Angle Brackets are Dead. Long Live XML.
If you take a look at the XML Information Set specification, you will find this near the top:
“This specification defines an abstract data set called the XML Information Set (Infoset). Its purpose is to provide a consistent set of definitions for use in other specifications that need to refer to the information in a well-formed XML document.”

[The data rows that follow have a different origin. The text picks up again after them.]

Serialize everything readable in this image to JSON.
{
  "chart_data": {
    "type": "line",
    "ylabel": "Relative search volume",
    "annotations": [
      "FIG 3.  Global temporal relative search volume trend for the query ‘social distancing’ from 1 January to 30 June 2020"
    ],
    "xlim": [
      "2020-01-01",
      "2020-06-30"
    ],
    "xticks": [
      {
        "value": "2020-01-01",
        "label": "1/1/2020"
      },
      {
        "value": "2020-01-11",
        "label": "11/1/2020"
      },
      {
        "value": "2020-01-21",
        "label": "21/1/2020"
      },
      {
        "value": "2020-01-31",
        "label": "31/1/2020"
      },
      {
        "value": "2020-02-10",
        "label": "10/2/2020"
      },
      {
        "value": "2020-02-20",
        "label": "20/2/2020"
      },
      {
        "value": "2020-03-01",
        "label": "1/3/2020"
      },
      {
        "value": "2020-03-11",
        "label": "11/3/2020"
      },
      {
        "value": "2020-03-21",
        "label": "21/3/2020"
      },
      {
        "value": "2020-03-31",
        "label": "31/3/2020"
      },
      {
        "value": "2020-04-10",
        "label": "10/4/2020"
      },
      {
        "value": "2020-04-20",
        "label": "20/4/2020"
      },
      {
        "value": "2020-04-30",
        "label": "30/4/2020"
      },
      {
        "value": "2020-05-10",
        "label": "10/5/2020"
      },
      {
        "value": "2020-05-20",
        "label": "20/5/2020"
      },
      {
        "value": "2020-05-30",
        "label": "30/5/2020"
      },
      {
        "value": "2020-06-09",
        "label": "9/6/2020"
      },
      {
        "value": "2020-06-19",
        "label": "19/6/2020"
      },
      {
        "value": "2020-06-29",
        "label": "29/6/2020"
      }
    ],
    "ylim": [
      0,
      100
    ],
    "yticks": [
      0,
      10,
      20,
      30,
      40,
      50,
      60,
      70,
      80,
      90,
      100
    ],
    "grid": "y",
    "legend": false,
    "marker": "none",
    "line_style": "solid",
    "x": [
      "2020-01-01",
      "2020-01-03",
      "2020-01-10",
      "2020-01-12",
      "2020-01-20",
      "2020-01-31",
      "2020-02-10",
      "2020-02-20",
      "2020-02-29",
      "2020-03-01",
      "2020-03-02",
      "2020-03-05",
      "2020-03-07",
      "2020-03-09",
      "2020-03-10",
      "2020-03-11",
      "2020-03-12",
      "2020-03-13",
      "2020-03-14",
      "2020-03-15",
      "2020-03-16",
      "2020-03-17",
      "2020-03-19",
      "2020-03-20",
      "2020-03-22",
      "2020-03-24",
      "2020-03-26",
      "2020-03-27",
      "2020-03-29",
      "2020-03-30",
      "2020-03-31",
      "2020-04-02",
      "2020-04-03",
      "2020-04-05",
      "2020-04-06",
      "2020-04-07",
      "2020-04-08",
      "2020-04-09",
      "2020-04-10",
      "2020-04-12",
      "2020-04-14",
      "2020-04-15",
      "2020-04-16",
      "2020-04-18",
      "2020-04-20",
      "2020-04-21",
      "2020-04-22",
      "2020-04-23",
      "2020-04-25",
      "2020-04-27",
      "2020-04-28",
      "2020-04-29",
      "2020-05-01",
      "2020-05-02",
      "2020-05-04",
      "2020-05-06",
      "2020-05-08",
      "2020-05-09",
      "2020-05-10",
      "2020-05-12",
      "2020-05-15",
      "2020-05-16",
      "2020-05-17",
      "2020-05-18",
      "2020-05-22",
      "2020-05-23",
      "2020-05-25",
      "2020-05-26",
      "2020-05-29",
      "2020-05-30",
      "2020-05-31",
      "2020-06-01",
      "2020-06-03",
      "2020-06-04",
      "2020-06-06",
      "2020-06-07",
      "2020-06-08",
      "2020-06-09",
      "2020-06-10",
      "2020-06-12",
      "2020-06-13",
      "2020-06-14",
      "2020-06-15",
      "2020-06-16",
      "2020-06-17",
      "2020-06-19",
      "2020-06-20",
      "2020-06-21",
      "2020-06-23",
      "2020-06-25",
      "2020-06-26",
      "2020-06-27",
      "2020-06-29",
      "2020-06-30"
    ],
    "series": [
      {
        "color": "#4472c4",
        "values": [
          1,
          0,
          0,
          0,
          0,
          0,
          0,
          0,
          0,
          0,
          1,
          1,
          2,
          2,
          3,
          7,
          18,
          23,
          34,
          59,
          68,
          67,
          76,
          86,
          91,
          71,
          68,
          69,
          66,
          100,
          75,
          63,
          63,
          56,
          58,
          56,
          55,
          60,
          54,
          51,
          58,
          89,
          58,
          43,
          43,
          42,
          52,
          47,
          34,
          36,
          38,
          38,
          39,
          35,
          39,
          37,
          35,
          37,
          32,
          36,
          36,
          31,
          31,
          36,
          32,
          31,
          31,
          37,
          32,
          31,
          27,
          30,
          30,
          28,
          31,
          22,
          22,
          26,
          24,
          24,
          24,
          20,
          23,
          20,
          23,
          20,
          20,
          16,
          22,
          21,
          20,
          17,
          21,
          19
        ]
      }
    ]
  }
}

http://www.w3.org/TR/xml-infoset/
XML is so commonplace today that it is easy to overlook the importance of this statement. One of the core concepts behind XML is the idea of a logical infoset that says nothing about angle brackets and the textual representation that you and I will instantly recognize as an XML document. The logical infoset is little more than a tree of nodes which theoretically can be represented in any number of ways Understanding this is one of the keys to understanding WCF at a deeper level than the rest of the world.
If you’ve worked with XML in the .NET framework, you know that there are multiple ways to deal with XML. .NET 1.0 gave us the most commonly used XML classes: the XmlDocument, the XmlReader and the XmlWriter.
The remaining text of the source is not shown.